I have seen and understood examples like this, but they only ever deal with default attributes.

What I've tried

  • I have tried figuring out whether I can somehow configure the two classes for custom attributes/scores, but haven't found a way. The parameters of the init method of GoldParse and the Scorer properties seem to be fixed.
  • I have thought about extending the two classes with subclasses, but they don't seem easily extendable to me.

What I would like to avoid

Of course I can copy the code from Scorer and GoldParse which I need and add code for my custom attribute, but that seems like a bad solution. Also, considering how spaCy encourages you to extend a pipeline and a Doc, I would be surprised if the evaluation of those extensions were this hard.

iron9
  • 397
  • 2
  • 12

1 Answers1

0

Unfortunately, it actually is this hard in spacy v2. It's very hard to add things to GoldParse (basically a don't-try-this-at-home level of hard) and the Scorer is also hard to extend.

We're working on this for the upcoming spacy v3, where the scoring methods will be implemented more generally and each component will be able to provide its own score method. Be aware that this is still unstable, but if you're curious you can have a look at: https://github.com/explosion/spaCy/pull/5731. GoldParse has been replaced with Example, which stores both the gold annotation and the predicted annotation on individual Doc objects, getting rid of the restrictions related to GoldParse.

If you have a doc-level extension (as above) then you should probably just use a different library for evaluation. You could potentially use ROCAUCScore or PRFScore from spacy.scorer, but it may be easier to use something like sklearn metrics instead. (The ROCAUCScore is just a simplified version of the sklearn ROC AUC metric.)

If you have a token-level extension, for v2 I think the best you can do within spacy is to use PRFScore and extract the alignment bits based on words from a GoldParse to use outside of the scorer itself. Something like this:

import spacy
from spacy.scorer import PRFScore

nlp = spacy.load("my_model")
score = PRFScore()
for text, gold_words, gold_attrs in zip(texts, gold_words_list, gold_attrs_list):
    # NOTE: gold_attrs must be aligned with gold_words
    # gold_words = ["a", "b", "c", ...]
    # gold_attrs = ["a1", "b1", "c1", ...]

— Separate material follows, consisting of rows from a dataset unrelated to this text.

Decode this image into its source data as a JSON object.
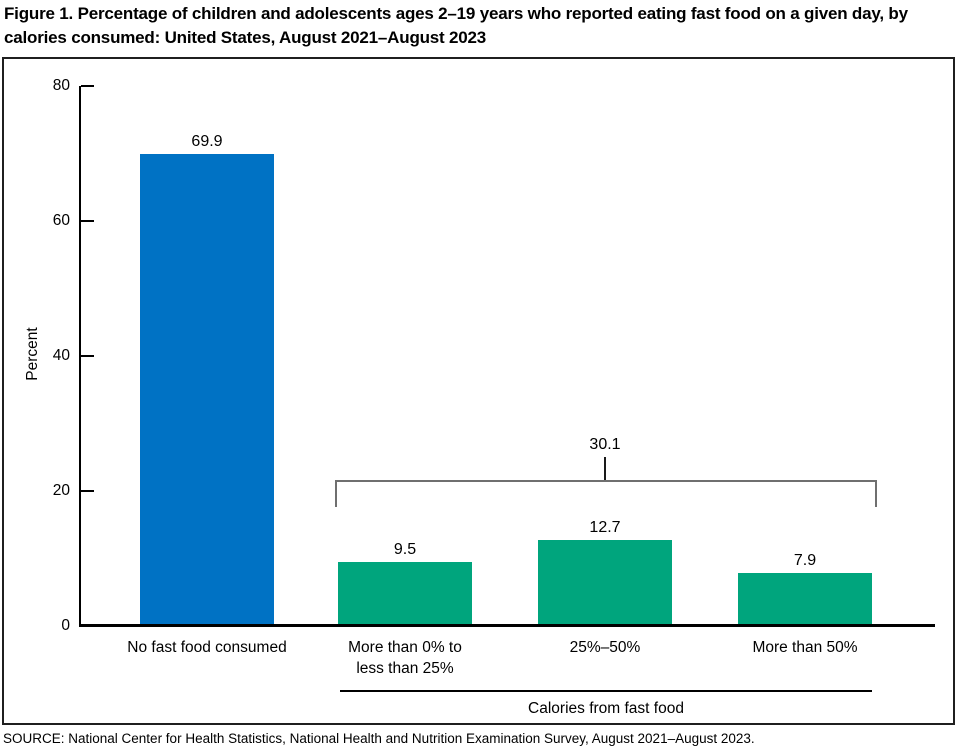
{
  "source_note": "SOURCE: National Center for Health Statistics, National Health and Nutrition Examination Survey, August 2021–August 2023.",
  "chart_data": {
    "type": "bar",
    "title": "Figure 1. Percentage of children and adolescents ages 2–19 years who reported eating fast food on a given day, by calories consumed: United States, August 2021–August 2023",
    "categories": [
      "No fast food consumed",
      "More than 0% to less than 25%",
      "25%–50%",
      "More than 50%"
    ],
    "values": [
      69.9,
      9.5,
      12.7,
      7.9
    ],
    "bar_colors": [
      "#0072C4",
      "#00A57D",
      "#00A57D",
      "#00A57D"
    ],
    "xlabel": "",
    "ylabel": "Percent",
    "ylim": [
      0,
      80
    ],
    "yticks": [
      0,
      20,
      40,
      60,
      80
    ],
    "grid": false,
    "legend": "none",
    "group_bracket": {
      "label": "30.1",
      "from_category_index": 1,
      "to_category_index": 3,
      "color": "#6f6f6f"
    },
    "x_group_label": "Calories from fast food",
    "x_group_label_span": [
      1,
      3
    ]
  }
}
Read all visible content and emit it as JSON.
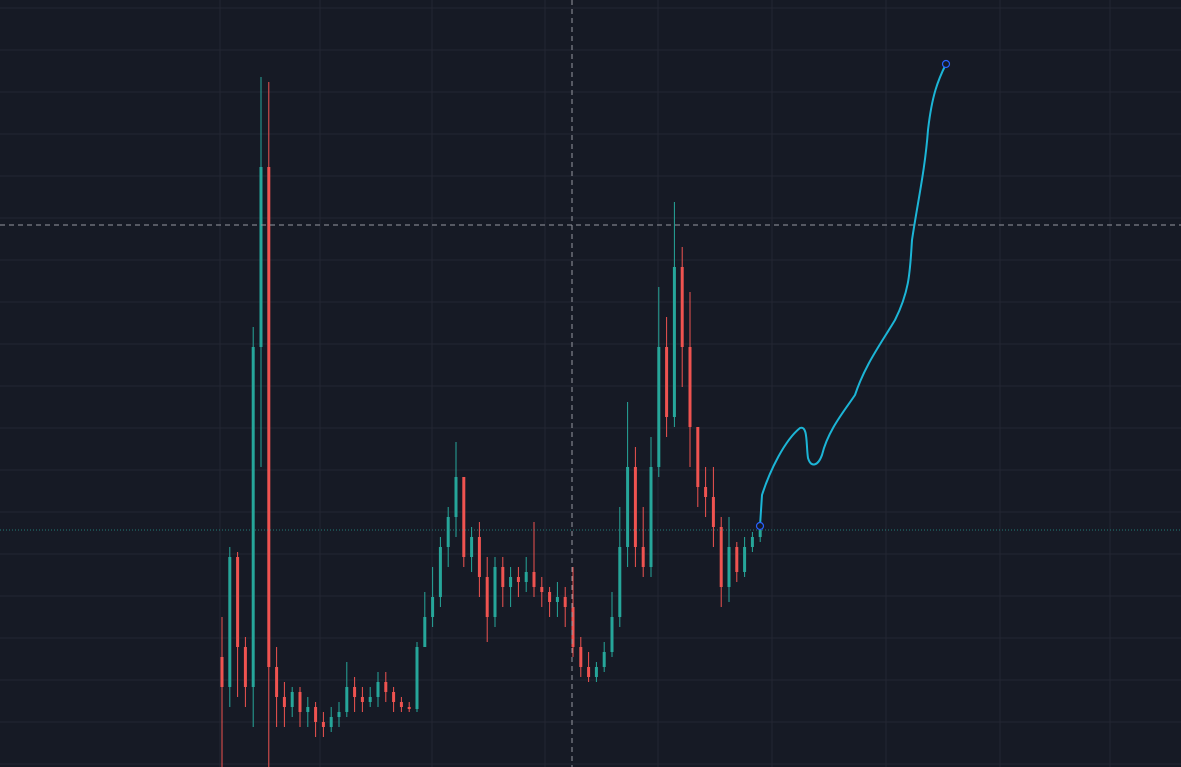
{
  "chart_data": {
    "type": "candlestick",
    "up_color": "#26a69a",
    "down_color": "#ef5350",
    "ylim": [
      0,
      767
    ],
    "open": [
      110,
      80,
      210,
      120,
      80,
      420,
      600,
      100,
      70,
      60,
      75,
      55,
      60,
      45,
      40,
      50,
      55,
      80,
      70,
      65,
      70,
      85,
      75,
      65,
      60,
      58,
      120,
      150,
      170,
      220,
      250,
      290,
      210,
      230,
      190,
      150,
      200,
      180,
      190,
      185,
      195,
      180,
      175,
      165,
      170,
      160,
      120,
      100,
      90,
      100,
      115,
      150,
      220,
      300,
      220,
      200,
      300,
      420,
      350,
      500,
      420,
      340,
      280,
      270,
      240,
      180,
      220,
      195,
      220,
      230
    ],
    "high": [
      150,
      220,
      215,
      130,
      440,
      690,
      685,
      120,
      85,
      80,
      80,
      70,
      65,
      55,
      60,
      65,
      105,
      90,
      80,
      80,
      95,
      95,
      80,
      70,
      65,
      125,
      175,
      200,
      230,
      260,
      325,
      290,
      240,
      245,
      210,
      210,
      210,
      200,
      200,
      210,
      245,
      190,
      180,
      185,
      180,
      200,
      130,
      115,
      105,
      125,
      175,
      260,
      365,
      320,
      260,
      330,
      480,
      450,
      565,
      520,
      475,
      340,
      300,
      300,
      250,
      250,
      225,
      230,
      235,
      240
    ],
    "low": [
      0,
      60,
      70,
      60,
      40,
      300,
      0,
      40,
      40,
      50,
      40,
      40,
      30,
      30,
      35,
      40,
      50,
      55,
      55,
      60,
      60,
      65,
      55,
      55,
      55,
      55,
      120,
      140,
      160,
      200,
      230,
      200,
      195,
      170,
      125,
      140,
      160,
      160,
      170,
      175,
      170,
      160,
      150,
      150,
      140,
      110,
      90,
      85,
      85,
      95,
      110,
      140,
      200,
      200,
      190,
      190,
      290,
      330,
      340,
      380,
      300,
      260,
      250,
      220,
      160,
      165,
      185,
      190,
      215,
      225
    ],
    "close": [
      80,
      210,
      120,
      80,
      420,
      600,
      100,
      70,
      60,
      75,
      55,
      60,
      45,
      40,
      50,
      55,
      80,
      70,
      65,
      70,
      85,
      75,
      65,
      60,
      58,
      120,
      150,
      170,
      220,
      250,
      290,
      210,
      230,
      190,
      150,
      200,
      180,
      190,
      185,
      195,
      180,
      175,
      165,
      170,
      160,
      120,
      100,
      90,
      100,
      115,
      150,
      220,
      300,
      220,
      200,
      300,
      420,
      350,
      500,
      420,
      340,
      280,
      270,
      240,
      180,
      220,
      195,
      220,
      230,
      237
    ]
  }
}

    gold = GoldParse(nlp.make_doc(text), words=gold_words)
    doc = nlp(text)

    gold_values = set()
    cand_values = set()
    for i, gold_attr in enumerate(gold_attrs):
        gold_values.add((i, gold_attr))
    for token in doc:
        if token.orth_.isspace():
            continue
        gold_i = gold.cand_to_gold[token.i]
        if gold_i is not None:
            cand_values.add((gold_i, doc._.attr))
    score.score_set(cand_values, gold_values)

print(score.fscore)

This is an untested sketch that should parallel how token.tag is evaluated in the Scorer. The alignment bits are the trickiest part, so if you don't have misalignments between gold words and spacy's tokenization, then you may also be better off exporting your results and using a different library for evaluation.

aab
  • 10,858
  • 22
  • 38